Unfortunately windows by default hides the file extensions so you need to Set your folder options to “show known file types. Then when you unzip the zip file that is supposed to contain the pictures of “Sally’s dog catching a ball” or a report in word document format that work has supposedly sent you to finish working on at the weekend, you can easily see if it is a picture or document & not a malicious program. If you see .EXE or .COM or .PIF or .SCR at the end of the file name DO NOT click on it or try to open it, it will infect you.

While the malicious program is inside the zip file, it cannot harm you or automatically run. When it is just sitting unzipped in your downloads folder it won’t infect you, provided you don’t click it to run it. Just delete the zip and any extracted file and everything will be OK.

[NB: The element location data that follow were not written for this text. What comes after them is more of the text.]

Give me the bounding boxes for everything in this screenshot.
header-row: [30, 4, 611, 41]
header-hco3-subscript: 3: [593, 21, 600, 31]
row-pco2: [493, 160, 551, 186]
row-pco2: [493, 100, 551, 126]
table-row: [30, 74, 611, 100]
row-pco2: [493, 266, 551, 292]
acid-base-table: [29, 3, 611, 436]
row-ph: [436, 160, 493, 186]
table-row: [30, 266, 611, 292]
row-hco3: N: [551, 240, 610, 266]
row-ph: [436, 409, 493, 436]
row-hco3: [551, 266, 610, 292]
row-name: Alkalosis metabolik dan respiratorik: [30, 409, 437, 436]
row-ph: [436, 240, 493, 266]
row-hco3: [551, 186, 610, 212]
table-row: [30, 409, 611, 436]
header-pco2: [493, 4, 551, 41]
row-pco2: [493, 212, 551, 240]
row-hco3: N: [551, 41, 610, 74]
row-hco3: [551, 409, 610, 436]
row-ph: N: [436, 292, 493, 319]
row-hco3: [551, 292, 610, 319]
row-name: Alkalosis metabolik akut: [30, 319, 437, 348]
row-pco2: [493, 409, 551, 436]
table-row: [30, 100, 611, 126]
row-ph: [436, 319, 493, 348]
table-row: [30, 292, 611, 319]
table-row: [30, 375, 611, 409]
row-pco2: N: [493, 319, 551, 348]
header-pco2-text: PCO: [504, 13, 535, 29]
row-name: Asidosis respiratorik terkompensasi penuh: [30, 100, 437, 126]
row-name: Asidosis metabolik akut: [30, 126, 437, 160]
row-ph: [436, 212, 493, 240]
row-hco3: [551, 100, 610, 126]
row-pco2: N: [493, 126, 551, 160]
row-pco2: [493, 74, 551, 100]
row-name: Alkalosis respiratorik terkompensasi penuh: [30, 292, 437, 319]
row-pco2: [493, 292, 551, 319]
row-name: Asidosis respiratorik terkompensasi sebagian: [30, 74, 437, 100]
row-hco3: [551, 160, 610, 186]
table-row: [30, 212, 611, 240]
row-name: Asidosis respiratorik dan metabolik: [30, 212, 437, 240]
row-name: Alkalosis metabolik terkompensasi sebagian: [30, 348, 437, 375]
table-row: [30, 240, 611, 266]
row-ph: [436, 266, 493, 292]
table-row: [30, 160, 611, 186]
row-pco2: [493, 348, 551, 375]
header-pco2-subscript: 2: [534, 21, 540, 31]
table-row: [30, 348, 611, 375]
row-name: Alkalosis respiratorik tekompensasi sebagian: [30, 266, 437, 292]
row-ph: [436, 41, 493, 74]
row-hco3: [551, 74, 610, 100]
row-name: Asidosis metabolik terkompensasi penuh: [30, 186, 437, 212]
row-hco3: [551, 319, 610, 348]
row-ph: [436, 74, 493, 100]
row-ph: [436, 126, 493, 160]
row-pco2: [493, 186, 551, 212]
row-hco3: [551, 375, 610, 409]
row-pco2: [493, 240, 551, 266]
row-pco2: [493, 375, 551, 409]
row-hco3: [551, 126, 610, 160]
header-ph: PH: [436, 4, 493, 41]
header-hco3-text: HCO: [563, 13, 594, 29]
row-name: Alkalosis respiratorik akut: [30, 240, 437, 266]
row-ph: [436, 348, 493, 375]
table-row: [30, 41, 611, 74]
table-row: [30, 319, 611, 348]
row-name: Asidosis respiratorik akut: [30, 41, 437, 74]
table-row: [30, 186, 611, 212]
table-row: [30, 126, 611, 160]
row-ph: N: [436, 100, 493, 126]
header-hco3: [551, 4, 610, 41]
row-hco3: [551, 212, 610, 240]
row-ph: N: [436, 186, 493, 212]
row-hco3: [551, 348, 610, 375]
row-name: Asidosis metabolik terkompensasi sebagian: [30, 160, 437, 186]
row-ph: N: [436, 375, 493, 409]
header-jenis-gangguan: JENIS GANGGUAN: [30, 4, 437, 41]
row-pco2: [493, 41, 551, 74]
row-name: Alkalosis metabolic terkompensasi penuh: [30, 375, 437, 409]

You can always run a scan with your antivirus to be sure. There are some zip files that can be configured by the bad guys to automatically run the malware file when you double click the zip to extract the file. If you right click any suspicious zip file received, and select extract here or extract to folder ( after saving the zip to a folder on the computer) that risk is virtually eliminated.

Never attempt to open a zip directly from your email, that is a guaranteed way to get infected. The best way is to just delete the unexpected zip and not risk any infection.